Can you imagine a celebrity office holder or preening preacher uttering those inspiring words to a crowd of cheering acolytes in 2018? I'm hard pressed to do so. We are living in troubled times as fraught and frightening as fifty years ago.  Wars and rumors of war.  A nation torn asunder along lines of class, race, politics and gender.  Creation groaning under the strain of overuse and exploitation.

Yet what really scares me now is the scarcity of any moral or inspirational voices like King's.  King was not perfect or, a saint.  He struggled as all humans do with personal sin and temptation.  But when his times called for a powerful moral voice to call forth, to call America back to it highest ideals and hopes, leaders like King spoke up. Appealed to America's most noble aspirations.  Called citizens to be good neighbors, to work for non-violent change and to create a nation where all people, every last one, are a part of the American dream. No one left out.

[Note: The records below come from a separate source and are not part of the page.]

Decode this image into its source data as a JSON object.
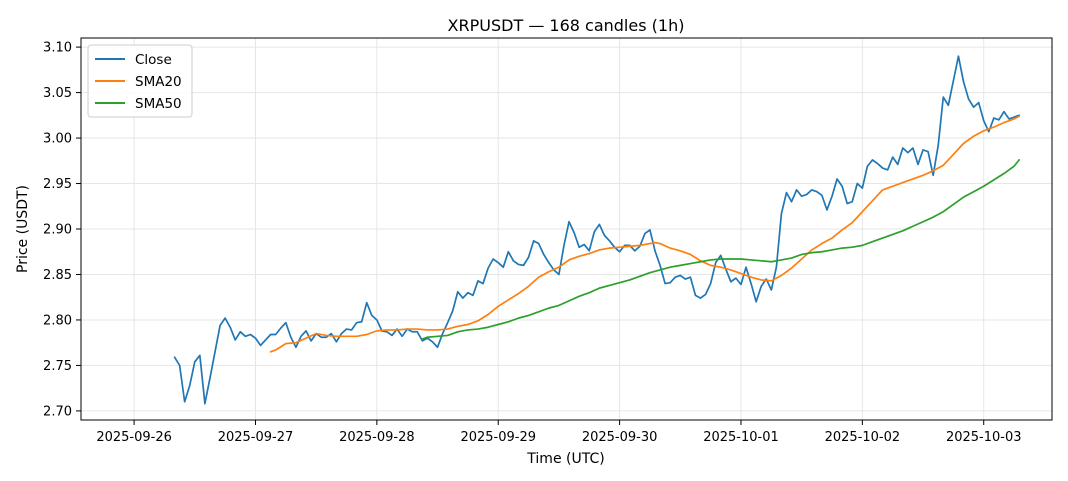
{
  "chart_data": {
    "type": "line",
    "title": "XRPUSDT — 168 candles (1h)",
    "xlabel": "Time (UTC)",
    "ylabel": "Price (USDT)",
    "x_unit": "hours since 2025-09-26 00:00 UTC",
    "xlim": [
      -10.5,
      181.5
    ],
    "ylim": [
      2.69,
      3.11
    ],
    "grid": true,
    "legend_placement": "top-left",
    "x_ticks": [
      {
        "label": "2025-09-26",
        "value": 0
      },
      {
        "label": "2025-09-27",
        "value": 24
      },
      {
        "label": "2025-09-28",
        "value": 48
      },
      {
        "label": "2025-09-29",
        "value": 72
      },
      {
        "label": "2025-09-30",
        "value": 96
      },
      {
        "label": "2025-10-01",
        "value": 120
      },
      {
        "label": "2025-10-02",
        "value": 144
      },
      {
        "label": "2025-10-03",
        "value": 168
      }
    ],
    "y_ticks": [
      {
        "label": "2.70",
        "value": 2.7
      },
      {
        "label": "2.75",
        "value": 2.75
      },
      {
        "label": "2.80",
        "value": 2.8
      },
      {
        "label": "2.85",
        "value": 2.85
      },
      {
        "label": "2.90",
        "value": 2.9
      },
      {
        "label": "2.95",
        "value": 2.95
      },
      {
        "label": "3.00",
        "value": 3.0
      },
      {
        "label": "3.05",
        "value": 3.05
      },
      {
        "label": "3.10",
        "value": 3.1
      }
    ],
    "series": [
      {
        "name": "Close",
        "color": "#1f77b4",
        "points": [
          [
            8,
            2.759
          ],
          [
            9,
            2.75
          ],
          [
            10,
            2.71
          ],
          [
            11,
            2.728
          ],
          [
            12,
            2.754
          ],
          [
            13,
            2.761
          ],
          [
            14,
            2.708
          ],
          [
            15,
            2.736
          ],
          [
            16,
            2.765
          ],
          [
            17,
            2.794
          ],
          [
            18,
            2.802
          ],
          [
            19,
            2.792
          ],
          [
            20,
            2.778
          ],
          [
            21,
            2.787
          ],
          [
            22,
            2.782
          ],
          [
            23,
            2.784
          ],
          [
            24,
            2.78
          ],
          [
            25,
            2.772
          ],
          [
            26,
            2.778
          ],
          [
            27,
            2.784
          ],
          [
            28,
            2.784
          ],
          [
            29,
            2.791
          ],
          [
            30,
            2.797
          ],
          [
            31,
            2.781
          ],
          [
            32,
            2.77
          ],
          [
            33,
            2.782
          ],
          [
            34,
            2.788
          ],
          [
            35,
            2.777
          ],
          [
            36,
            2.785
          ],
          [
            37,
            2.781
          ],
          [
            38,
            2.781
          ],
          [
            39,
            2.785
          ],
          [
            40,
            2.776
          ],
          [
            41,
            2.785
          ],
          [
            42,
            2.79
          ],
          [
            43,
            2.789
          ],
          [
            44,
            2.797
          ],
          [
            45,
            2.798
          ],
          [
            46,
            2.819
          ],
          [
            47,
            2.805
          ],
          [
            48,
            2.8
          ],
          [
            49,
            2.788
          ],
          [
            50,
            2.787
          ],
          [
            51,
            2.783
          ],
          [
            52,
            2.79
          ],
          [
            53,
            2.782
          ],
          [
            54,
            2.79
          ],
          [
            55,
            2.787
          ],
          [
            56,
            2.787
          ],
          [
            57,
            2.777
          ],
          [
            58,
            2.78
          ],
          [
            59,
            2.776
          ],
          [
            60,
            2.77
          ],
          [
            61,
            2.785
          ],
          [
            62,
            2.797
          ],
          [
            63,
            2.81
          ],
          [
            64,
            2.831
          ],
          [
            65,
            2.824
          ],
          [
            66,
            2.83
          ],
          [
            67,
            2.827
          ],
          [
            68,
            2.843
          ],
          [
            69,
            2.84
          ],
          [
            70,
            2.857
          ],
          [
            71,
            2.867
          ],
          [
            72,
            2.863
          ],
          [
            73,
            2.858
          ],
          [
            74,
            2.875
          ],
          [
            75,
            2.865
          ],
          [
            76,
            2.861
          ],
          [
            77,
            2.86
          ],
          [
            78,
            2.869
          ],
          [
            79,
            2.887
          ],
          [
            80,
            2.884
          ],
          [
            81,
            2.872
          ],
          [
            82,
            2.863
          ],
          [
            83,
            2.855
          ],
          [
            84,
            2.85
          ],
          [
            85,
            2.882
          ],
          [
            86,
            2.908
          ],
          [
            87,
            2.896
          ],
          [
            88,
            2.88
          ],
          [
            89,
            2.883
          ],
          [
            90,
            2.876
          ],
          [
            91,
            2.897
          ],
          [
            92,
            2.905
          ],
          [
            93,
            2.893
          ],
          [
            94,
            2.887
          ],
          [
            95,
            2.88
          ],
          [
            96,
            2.875
          ],
          [
            97,
            2.882
          ],
          [
            98,
            2.882
          ],
          [
            99,
            2.876
          ],
          [
            100,
            2.881
          ],
          [
            101,
            2.895
          ],
          [
            102,
            2.899
          ],
          [
            103,
            2.876
          ],
          [
            104,
            2.86
          ],
          [
            105,
            2.84
          ],
          [
            106,
            2.841
          ],
          [
            107,
            2.847
          ],
          [
            108,
            2.849
          ],
          [
            109,
            2.845
          ],
          [
            110,
            2.847
          ],
          [
            111,
            2.827
          ],
          [
            112,
            2.824
          ],
          [
            113,
            2.828
          ],
          [
            114,
            2.84
          ],
          [
            115,
            2.863
          ],
          [
            116,
            2.871
          ],
          [
            117,
            2.856
          ],
          [
            118,
            2.842
          ],
          [
            119,
            2.846
          ],
          [
            120,
            2.839
          ],
          [
            121,
            2.858
          ],
          [
            122,
            2.84
          ],
          [
            123,
            2.82
          ],
          [
            124,
            2.837
          ],
          [
            125,
            2.845
          ],
          [
            126,
            2.833
          ],
          [
            127,
            2.858
          ],
          [
            128,
            2.917
          ],
          [
            129,
            2.94
          ],
          [
            130,
            2.93
          ],
          [
            131,
            2.943
          ],
          [
            132,
            2.936
          ],
          [
            133,
            2.938
          ],
          [
            134,
            2.943
          ],
          [
            135,
            2.941
          ],
          [
            136,
            2.937
          ],
          [
            137,
            2.921
          ],
          [
            138,
            2.936
          ],
          [
            139,
            2.955
          ],
          [
            140,
            2.947
          ],
          [
            141,
            2.928
          ],
          [
            142,
            2.93
          ],
          [
            143,
            2.95
          ],
          [
            144,
            2.945
          ],
          [
            145,
            2.969
          ],
          [
            146,
            2.976
          ],
          [
            147,
            2.972
          ],
          [
            148,
            2.967
          ],
          [
            149,
            2.965
          ],
          [
            150,
            2.979
          ],
          [
            151,
            2.971
          ],
          [
            152,
            2.989
          ],
          [
            153,
            2.984
          ],
          [
            154,
            2.989
          ],
          [
            155,
            2.971
          ],
          [
            156,
            2.987
          ],
          [
            157,
            2.985
          ],
          [
            158,
            2.959
          ],
          [
            159,
            2.992
          ],
          [
            160,
            3.045
          ],
          [
            161,
            3.036
          ],
          [
            162,
            3.063
          ],
          [
            163,
            3.09
          ],
          [
            164,
            3.062
          ],
          [
            165,
            3.043
          ],
          [
            166,
            3.034
          ],
          [
            167,
            3.039
          ],
          [
            168,
            3.019
          ],
          [
            169,
            3.007
          ],
          [
            170,
            3.022
          ],
          [
            171,
            3.02
          ],
          [
            172,
            3.029
          ],
          [
            173,
            3.021
          ],
          [
            174,
            3.023
          ],
          [
            175,
            3.025
          ]
        ]
      },
      {
        "name": "SMA20",
        "color": "#ff7f0e",
        "points": [
          [
            27,
            2.765
          ],
          [
            28,
            2.767
          ],
          [
            30,
            2.774
          ],
          [
            32,
            2.775
          ],
          [
            34,
            2.78
          ],
          [
            36,
            2.785
          ],
          [
            38,
            2.783
          ],
          [
            40,
            2.782
          ],
          [
            42,
            2.782
          ],
          [
            44,
            2.782
          ],
          [
            46,
            2.784
          ],
          [
            48,
            2.788
          ],
          [
            50,
            2.789
          ],
          [
            52,
            2.789
          ],
          [
            54,
            2.79
          ],
          [
            56,
            2.79
          ],
          [
            58,
            2.789
          ],
          [
            60,
            2.789
          ],
          [
            62,
            2.79
          ],
          [
            64,
            2.793
          ],
          [
            66,
            2.795
          ],
          [
            68,
            2.799
          ],
          [
            70,
            2.806
          ],
          [
            72,
            2.815
          ],
          [
            74,
            2.822
          ],
          [
            76,
            2.829
          ],
          [
            78,
            2.837
          ],
          [
            80,
            2.847
          ],
          [
            82,
            2.853
          ],
          [
            84,
            2.858
          ],
          [
            86,
            2.866
          ],
          [
            88,
            2.87
          ],
          [
            90,
            2.873
          ],
          [
            92,
            2.877
          ],
          [
            94,
            2.879
          ],
          [
            96,
            2.88
          ],
          [
            98,
            2.881
          ],
          [
            100,
            2.882
          ],
          [
            102,
            2.884
          ],
          [
            103,
            2.885
          ],
          [
            104,
            2.884
          ],
          [
            106,
            2.879
          ],
          [
            108,
            2.876
          ],
          [
            110,
            2.872
          ],
          [
            112,
            2.865
          ],
          [
            114,
            2.86
          ],
          [
            116,
            2.858
          ],
          [
            118,
            2.855
          ],
          [
            120,
            2.851
          ],
          [
            122,
            2.847
          ],
          [
            124,
            2.844
          ],
          [
            126,
            2.843
          ],
          [
            128,
            2.849
          ],
          [
            130,
            2.857
          ],
          [
            132,
            2.867
          ],
          [
            134,
            2.877
          ],
          [
            136,
            2.884
          ],
          [
            138,
            2.89
          ],
          [
            140,
            2.899
          ],
          [
            142,
            2.907
          ],
          [
            144,
            2.919
          ],
          [
            146,
            2.931
          ],
          [
            148,
            2.943
          ],
          [
            150,
            2.947
          ],
          [
            152,
            2.951
          ],
          [
            154,
            2.955
          ],
          [
            156,
            2.959
          ],
          [
            158,
            2.964
          ],
          [
            160,
            2.97
          ],
          [
            162,
            2.982
          ],
          [
            164,
            2.994
          ],
          [
            166,
            3.002
          ],
          [
            168,
            3.008
          ],
          [
            170,
            3.012
          ],
          [
            172,
            3.017
          ],
          [
            174,
            3.021
          ],
          [
            175,
            3.024
          ]
        ]
      },
      {
        "name": "SMA50",
        "color": "#2ca02c",
        "points": [
          [
            57,
            2.779
          ],
          [
            58,
            2.781
          ],
          [
            60,
            2.782
          ],
          [
            62,
            2.783
          ],
          [
            64,
            2.787
          ],
          [
            66,
            2.789
          ],
          [
            68,
            2.79
          ],
          [
            70,
            2.792
          ],
          [
            72,
            2.795
          ],
          [
            74,
            2.798
          ],
          [
            76,
            2.802
          ],
          [
            78,
            2.805
          ],
          [
            80,
            2.809
          ],
          [
            82,
            2.813
          ],
          [
            84,
            2.816
          ],
          [
            86,
            2.821
          ],
          [
            88,
            2.826
          ],
          [
            90,
            2.83
          ],
          [
            92,
            2.835
          ],
          [
            94,
            2.838
          ],
          [
            96,
            2.841
          ],
          [
            98,
            2.844
          ],
          [
            100,
            2.848
          ],
          [
            102,
            2.852
          ],
          [
            104,
            2.855
          ],
          [
            106,
            2.858
          ],
          [
            108,
            2.86
          ],
          [
            110,
            2.862
          ],
          [
            112,
            2.864
          ],
          [
            114,
            2.866
          ],
          [
            116,
            2.867
          ],
          [
            118,
            2.867
          ],
          [
            120,
            2.867
          ],
          [
            122,
            2.866
          ],
          [
            124,
            2.865
          ],
          [
            126,
            2.864
          ],
          [
            128,
            2.866
          ],
          [
            130,
            2.868
          ],
          [
            132,
            2.872
          ],
          [
            134,
            2.874
          ],
          [
            136,
            2.875
          ],
          [
            138,
            2.877
          ],
          [
            140,
            2.879
          ],
          [
            142,
            2.88
          ],
          [
            144,
            2.882
          ],
          [
            146,
            2.886
          ],
          [
            148,
            2.89
          ],
          [
            150,
            2.894
          ],
          [
            152,
            2.898
          ],
          [
            154,
            2.903
          ],
          [
            156,
            2.908
          ],
          [
            158,
            2.913
          ],
          [
            160,
            2.919
          ],
          [
            162,
            2.927
          ],
          [
            164,
            2.935
          ],
          [
            166,
            2.941
          ],
          [
            168,
            2.947
          ],
          [
            170,
            2.954
          ],
          [
            172,
            2.961
          ],
          [
            174,
            2.969
          ],
          [
            175,
            2.976
          ]
        ]
      }
    ]
  }
}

Instead too many of the voices of leadership I hear in 2018 appeal most often to the very worst in us. Try and convince us it is most patriotic to pay as little in taxes as possible, to turn off the light in the Statue of Liberty until further notice, and to define a nation as great, not by self-sacrifice but instead self-centeredness. Every person for themselves. Such rhetoric doesn't appeal to the better angels within me. How about you?

So I miss you Reverend King.  Your voice.  Your leadership.  But most of all, I miss your conscience.